Wie kann ich den Rand einer Ebene stufenlos ins unsichtbare bringen? Ich mach das sonst immer mit dem Weichzeichner, doch der verwischt mir in diesem Fall meine Detailreiche Ebene 

Ich hab auch mit ner Maske gearbeitet, die unscharf zu machen (Verlauf weiß/schwarz), aber das klappt irgendwie nicht.


----------



## Leola13 (29. Mai 2010)

Hai,

was genau klappt den da nicht ? Das ist eigentlich der richtige Weg (oder eben manuell pinseln)

Ciao Stefan


----------



## Hektik (29. Mai 2010)

Sieh mal im Anhang. Ich hab ein feines Streifenmuster und ich möchte das Muster RUNDHERUM am Rand gleichmäßig ausblenden, so wie ich es auf der rechten Seite mit Radiergummi schonmal angedeutet habe. 

Die Ebene besteht NUR aus den grünen Linien, der Rest ist transparent.

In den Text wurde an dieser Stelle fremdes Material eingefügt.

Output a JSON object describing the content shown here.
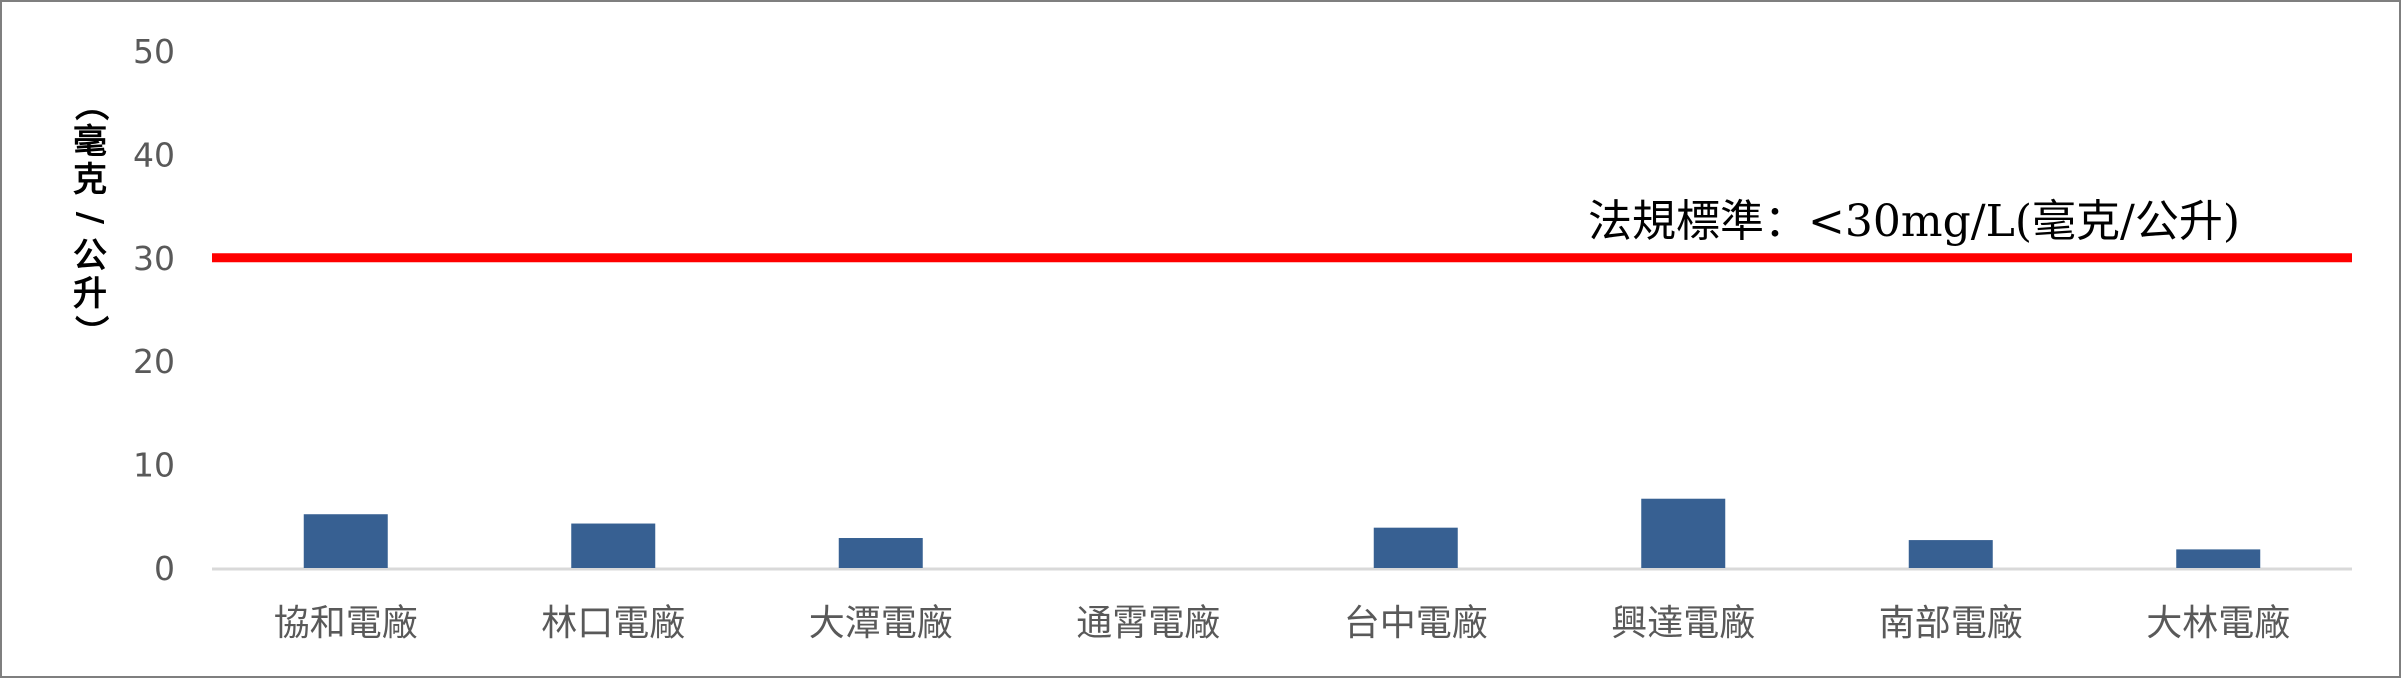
{
  "chart_data": {
    "type": "bar",
    "title": "",
    "xlabel": "",
    "ylabel": "（毫克/公升）",
    "ylim": [
      0,
      50
    ],
    "yticks": [
      0,
      10,
      20,
      30,
      40,
      50
    ],
    "categories": [
      "協和電廠",
      "林口電廠",
      "大潭電廠",
      "通霄電廠",
      "台中電廠",
      "興達電廠",
      "南部電廠",
      "大林電廠"
    ],
    "values": [
      5.2,
      4.3,
      2.9,
      0,
      3.9,
      6.7,
      2.7,
      1.8
    ],
    "bar_color": "#376092",
    "grid": false,
    "reference_line": {
      "value": 30,
      "color": "#ff0000",
      "label": "法規標準：<30mg/L(毫克/公升)"
    }
  }
}
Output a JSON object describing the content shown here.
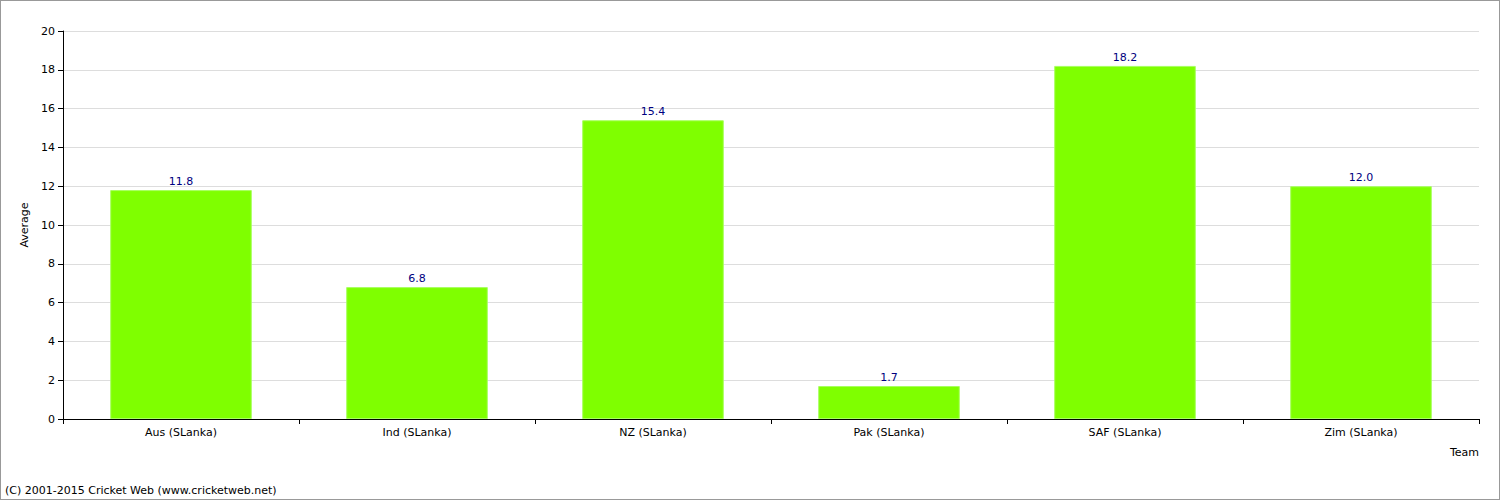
{
  "chart_data": {
    "type": "bar",
    "x_label": "Team",
    "y_label": "Average",
    "categories": [
      "Aus (SLanka)",
      "Ind (SLanka)",
      "NZ (SLanka)",
      "Pak (SLanka)",
      "SAF (SLanka)",
      "Zim (SLanka)"
    ],
    "values": [
      11.8,
      6.8,
      15.4,
      1.7,
      18.2,
      12.0
    ],
    "value_labels": [
      "11.8",
      "6.8",
      "15.4",
      "1.7",
      "18.2",
      "12.0"
    ],
    "color": "#7fff00",
    "ylim": [
      0,
      20
    ],
    "yticks": [
      0,
      2,
      4,
      6,
      8,
      10,
      12,
      14,
      16,
      18,
      20
    ],
    "grid": true,
    "data_labels": true,
    "annotations": [
      "(C) 2001-2015 Cricket Web (www.cricketweb.net)"
    ]
  }
}
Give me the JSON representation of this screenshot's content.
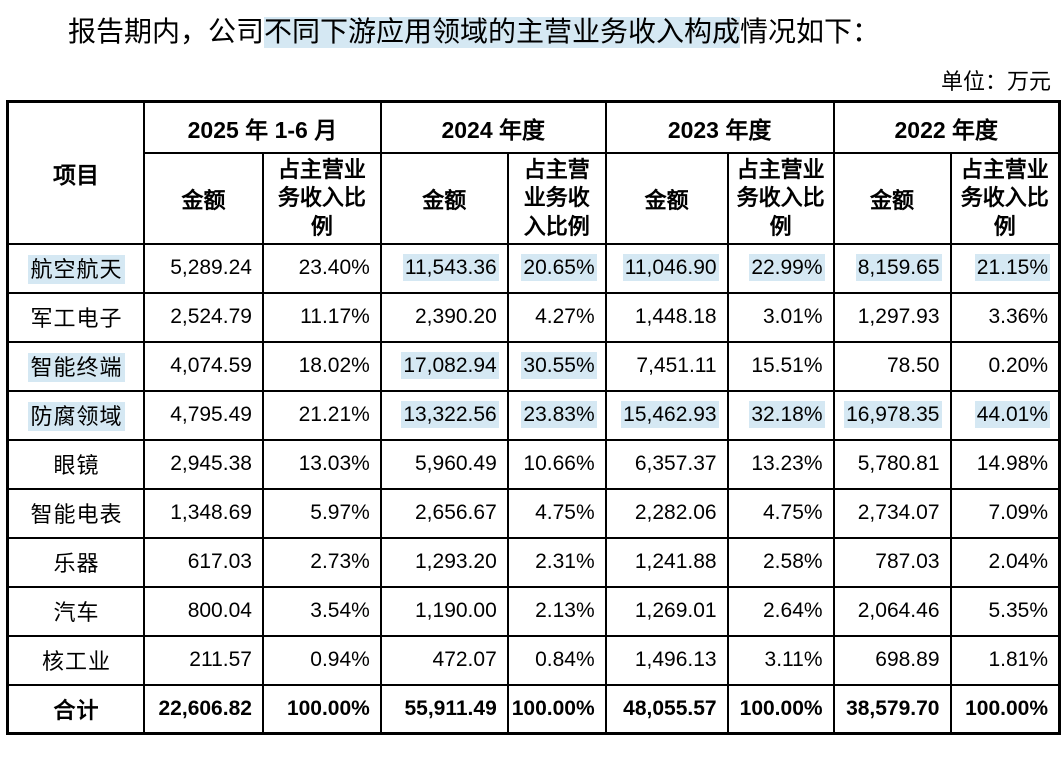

Setze ich ne Maske mit der Fläche (das Rechteck) der Linien und mach auf die Maske nen Weichzeichner, erreiche ich am Rand der Ebene keine vollständige Unsichtbarkeit der Linien, da der Verlauf erst ausserhalb des Rechtecks mit den Linien aufhört.


----------



## Jan-Frederik Stieler (29. Mai 2010)

Hi,
mach doch mit dem Verlaufstool ne Maske. 

Gruß


----------



## Hektik (29. Mai 2010)

Ja, bei so einem Rechteck würd das gehen, aber was, wenn die Fläche unregelmäßig wäre? Z.B. ein Stern oder Kreis?


----------



## Jan-Frederik Stieler (29. Mai 2010)

Bei einem Kreis kannst du den Verlauf auf Radial umstellen und bei einem Stern baust du dir eben eine Maske aus mehreren Ebenen. Du machst für jede Spitze des Sternes eine Ebene und schneidest diese dann so zu das es keine Überlappungen mit den anderen gibt. Am schluß noch alle Ebenen zusammenfügen und als maske verwenden.

Viele Grüße

PS: Hab dir hiermal ein kleines Video gemacht. Hab den Stern in illustrator erstelt, mit PS wäre das etwas aufwendiger. Wenn du das Schwarz im verlauf von allen Seiten nach innen gehend haben möchtest solltest du den Verlauf mit dem Verlaufsgitter in Illustrator erstellen.


----------